Summary
This Court of Appeal decision examined the guidance in M v Croydon London Borough Council [2012] EWCA Civ 595 concerning the approach to costs where a judicial review claim is compromised and withdrawn before the final hearing.
The appellant had brought a judicial review claim against the council in November 2018, contending that the council had breached both the duty owed to her under section 189A of the Housing Act 1996 to produce a lawful Personal Housing Plan (“PHP”) and the duty to provide suitable accommodation.
Specifically, the appellant had sought (1) a mandatory order requiring the council to secure suitable accommodation for herself and her daughters, (2) a declaration that the accommodation provided for her was not suitable for a family of seven, and (3) a declaration that the council had failed adequately or at all to comply with its duty to prepare a lawful PHP.
In February 2019 the council offered to rehouse the appellant in self-contained accommodation. She accepted that offer. An updated PHP provided later that month indicated that this was the result of the council being provided with a report from the appellant’s expert, Dr Walsh.
It was subsequently agreed that the appellant would withdraw the claim for judicial review with neither party accepting the other’s position on the merits and with liability for costs to be determined by the court on the basis of written submissions.
Upon consideration of the parties’ submissions, the judge determined that there should be no order as to costs on the basis that:
“it was impossible, without conducting a full trial of the claim, to determine whether there was any causal connection between the claim for judicial review and the offer of accommodation made to and accepted by the appellant shortly before the claim was due to be heard.”
The appellant appealed on grounds that this represented a failure to apply the guidance in M v Croydon and that the judge failed to take account of factors which should have resulted in an award of costs in her favour.

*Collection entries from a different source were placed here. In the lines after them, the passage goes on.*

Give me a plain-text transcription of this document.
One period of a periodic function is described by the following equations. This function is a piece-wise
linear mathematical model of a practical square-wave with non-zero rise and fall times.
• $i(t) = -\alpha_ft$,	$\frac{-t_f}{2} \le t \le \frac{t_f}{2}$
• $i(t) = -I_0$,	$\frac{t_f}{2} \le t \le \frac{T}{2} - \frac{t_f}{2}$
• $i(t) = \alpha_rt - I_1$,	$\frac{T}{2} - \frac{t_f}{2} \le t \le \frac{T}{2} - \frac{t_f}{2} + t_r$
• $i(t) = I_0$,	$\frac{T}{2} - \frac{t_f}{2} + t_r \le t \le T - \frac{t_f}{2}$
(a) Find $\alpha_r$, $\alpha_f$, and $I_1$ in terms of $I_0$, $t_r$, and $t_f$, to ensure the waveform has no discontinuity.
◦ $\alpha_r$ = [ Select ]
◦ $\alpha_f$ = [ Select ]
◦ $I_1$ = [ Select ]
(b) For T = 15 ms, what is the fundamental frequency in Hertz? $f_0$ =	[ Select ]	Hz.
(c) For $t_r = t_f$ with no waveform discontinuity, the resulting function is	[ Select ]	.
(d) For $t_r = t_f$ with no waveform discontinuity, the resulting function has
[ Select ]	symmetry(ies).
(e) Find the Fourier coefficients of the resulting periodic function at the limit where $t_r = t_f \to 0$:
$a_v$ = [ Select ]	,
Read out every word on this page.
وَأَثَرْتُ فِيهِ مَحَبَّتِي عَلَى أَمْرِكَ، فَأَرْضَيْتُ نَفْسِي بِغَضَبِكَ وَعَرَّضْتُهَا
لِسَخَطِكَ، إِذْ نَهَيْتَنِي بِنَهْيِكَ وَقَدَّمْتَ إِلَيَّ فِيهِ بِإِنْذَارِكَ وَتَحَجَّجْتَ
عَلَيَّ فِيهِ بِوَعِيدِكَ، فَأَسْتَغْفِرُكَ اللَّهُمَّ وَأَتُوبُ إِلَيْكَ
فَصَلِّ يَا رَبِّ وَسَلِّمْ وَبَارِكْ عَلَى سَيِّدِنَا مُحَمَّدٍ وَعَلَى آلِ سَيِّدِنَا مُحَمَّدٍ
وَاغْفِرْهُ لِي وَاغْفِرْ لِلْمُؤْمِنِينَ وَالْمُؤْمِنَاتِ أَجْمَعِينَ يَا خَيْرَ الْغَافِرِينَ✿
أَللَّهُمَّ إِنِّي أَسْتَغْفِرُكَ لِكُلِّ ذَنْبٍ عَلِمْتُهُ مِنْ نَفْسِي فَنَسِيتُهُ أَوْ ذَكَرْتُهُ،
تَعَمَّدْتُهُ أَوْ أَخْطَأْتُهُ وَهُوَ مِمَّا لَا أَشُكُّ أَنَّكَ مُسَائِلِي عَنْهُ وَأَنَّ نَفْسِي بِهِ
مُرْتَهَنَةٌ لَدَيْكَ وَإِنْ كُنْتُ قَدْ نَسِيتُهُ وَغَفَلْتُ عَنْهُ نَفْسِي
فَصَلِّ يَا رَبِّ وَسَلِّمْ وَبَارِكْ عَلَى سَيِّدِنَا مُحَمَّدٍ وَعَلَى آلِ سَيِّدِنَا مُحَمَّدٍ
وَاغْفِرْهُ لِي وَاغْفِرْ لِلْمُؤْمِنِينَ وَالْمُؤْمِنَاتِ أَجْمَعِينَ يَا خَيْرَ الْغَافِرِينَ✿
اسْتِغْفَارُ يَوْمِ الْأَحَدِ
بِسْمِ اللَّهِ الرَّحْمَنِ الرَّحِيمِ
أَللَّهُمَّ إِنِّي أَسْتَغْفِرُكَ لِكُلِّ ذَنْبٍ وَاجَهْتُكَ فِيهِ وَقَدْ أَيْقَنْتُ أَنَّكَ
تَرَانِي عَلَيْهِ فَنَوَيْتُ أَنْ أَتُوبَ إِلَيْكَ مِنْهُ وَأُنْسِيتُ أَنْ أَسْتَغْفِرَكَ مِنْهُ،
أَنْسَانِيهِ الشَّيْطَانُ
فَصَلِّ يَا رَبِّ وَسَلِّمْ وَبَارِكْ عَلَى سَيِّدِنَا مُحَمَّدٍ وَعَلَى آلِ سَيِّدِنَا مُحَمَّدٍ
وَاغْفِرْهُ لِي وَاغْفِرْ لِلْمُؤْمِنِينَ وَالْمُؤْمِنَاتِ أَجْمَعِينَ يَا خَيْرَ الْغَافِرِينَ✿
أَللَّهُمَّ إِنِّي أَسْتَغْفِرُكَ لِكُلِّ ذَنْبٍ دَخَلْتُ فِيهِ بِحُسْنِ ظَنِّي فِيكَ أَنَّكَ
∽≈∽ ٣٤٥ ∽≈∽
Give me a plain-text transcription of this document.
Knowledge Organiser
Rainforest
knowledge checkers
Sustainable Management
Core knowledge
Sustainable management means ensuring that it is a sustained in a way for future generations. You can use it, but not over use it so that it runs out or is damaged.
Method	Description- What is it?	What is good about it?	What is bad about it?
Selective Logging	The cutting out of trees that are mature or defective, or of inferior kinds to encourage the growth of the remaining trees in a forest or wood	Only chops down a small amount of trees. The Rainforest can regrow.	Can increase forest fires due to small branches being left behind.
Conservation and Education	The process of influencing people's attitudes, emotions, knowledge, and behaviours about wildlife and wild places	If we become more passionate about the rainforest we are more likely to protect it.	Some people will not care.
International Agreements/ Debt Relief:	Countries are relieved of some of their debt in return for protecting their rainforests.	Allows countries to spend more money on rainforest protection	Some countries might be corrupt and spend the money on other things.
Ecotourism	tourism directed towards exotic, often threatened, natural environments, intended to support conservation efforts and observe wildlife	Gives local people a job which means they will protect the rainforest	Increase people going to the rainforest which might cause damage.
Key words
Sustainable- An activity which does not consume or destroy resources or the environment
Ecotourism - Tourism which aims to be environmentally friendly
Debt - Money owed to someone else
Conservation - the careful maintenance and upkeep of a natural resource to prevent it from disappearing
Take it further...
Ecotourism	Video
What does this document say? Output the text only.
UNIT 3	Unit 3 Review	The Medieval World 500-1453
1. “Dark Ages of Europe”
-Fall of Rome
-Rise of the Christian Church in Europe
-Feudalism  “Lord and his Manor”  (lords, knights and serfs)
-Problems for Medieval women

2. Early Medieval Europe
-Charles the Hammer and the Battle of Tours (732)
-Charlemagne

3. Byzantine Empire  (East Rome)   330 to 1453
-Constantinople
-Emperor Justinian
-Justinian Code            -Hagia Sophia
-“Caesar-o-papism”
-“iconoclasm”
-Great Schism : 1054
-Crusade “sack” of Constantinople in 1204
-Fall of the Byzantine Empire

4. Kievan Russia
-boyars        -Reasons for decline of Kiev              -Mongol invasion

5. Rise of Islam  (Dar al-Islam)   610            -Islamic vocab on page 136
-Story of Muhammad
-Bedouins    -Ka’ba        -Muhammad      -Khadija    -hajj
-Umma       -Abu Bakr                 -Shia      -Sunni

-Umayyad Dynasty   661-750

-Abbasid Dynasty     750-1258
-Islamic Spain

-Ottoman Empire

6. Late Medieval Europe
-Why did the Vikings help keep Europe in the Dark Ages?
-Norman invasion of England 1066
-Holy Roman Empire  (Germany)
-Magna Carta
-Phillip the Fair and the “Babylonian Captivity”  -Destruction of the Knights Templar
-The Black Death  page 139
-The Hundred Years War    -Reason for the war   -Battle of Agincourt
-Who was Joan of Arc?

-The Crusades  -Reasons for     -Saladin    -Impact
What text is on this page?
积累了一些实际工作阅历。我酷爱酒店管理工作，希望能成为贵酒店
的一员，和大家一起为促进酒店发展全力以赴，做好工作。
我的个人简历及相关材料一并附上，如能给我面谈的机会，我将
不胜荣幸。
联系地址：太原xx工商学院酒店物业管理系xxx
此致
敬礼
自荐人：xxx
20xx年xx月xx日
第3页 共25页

Her appeal was unsuccessful.
“On the basis of the submissions made to the judge, it is not possible for this court to say that his conclusion in this case was not open to him. Some judges might perhaps have regarded the timing of the offer as telling, coming as it did only a short while before the hearing of the judicial review claim, and might have been sceptical about the speed with which the appellant had apparently reached the head of the queue when the average delay had previously been stated to be of the order of something more than six months. But it is impossible to say that the judge was not entitled to conclude that the position was not clear…. In all these circumstances the judge was entitled to conclude that the appropriate course was to make no order for costs. At all events, it is impossible for us to say that this was an exercise of discretion which was not open to him. His decision involved no error of law which would entitle this court to interfere and was neither unjust nor perverse.”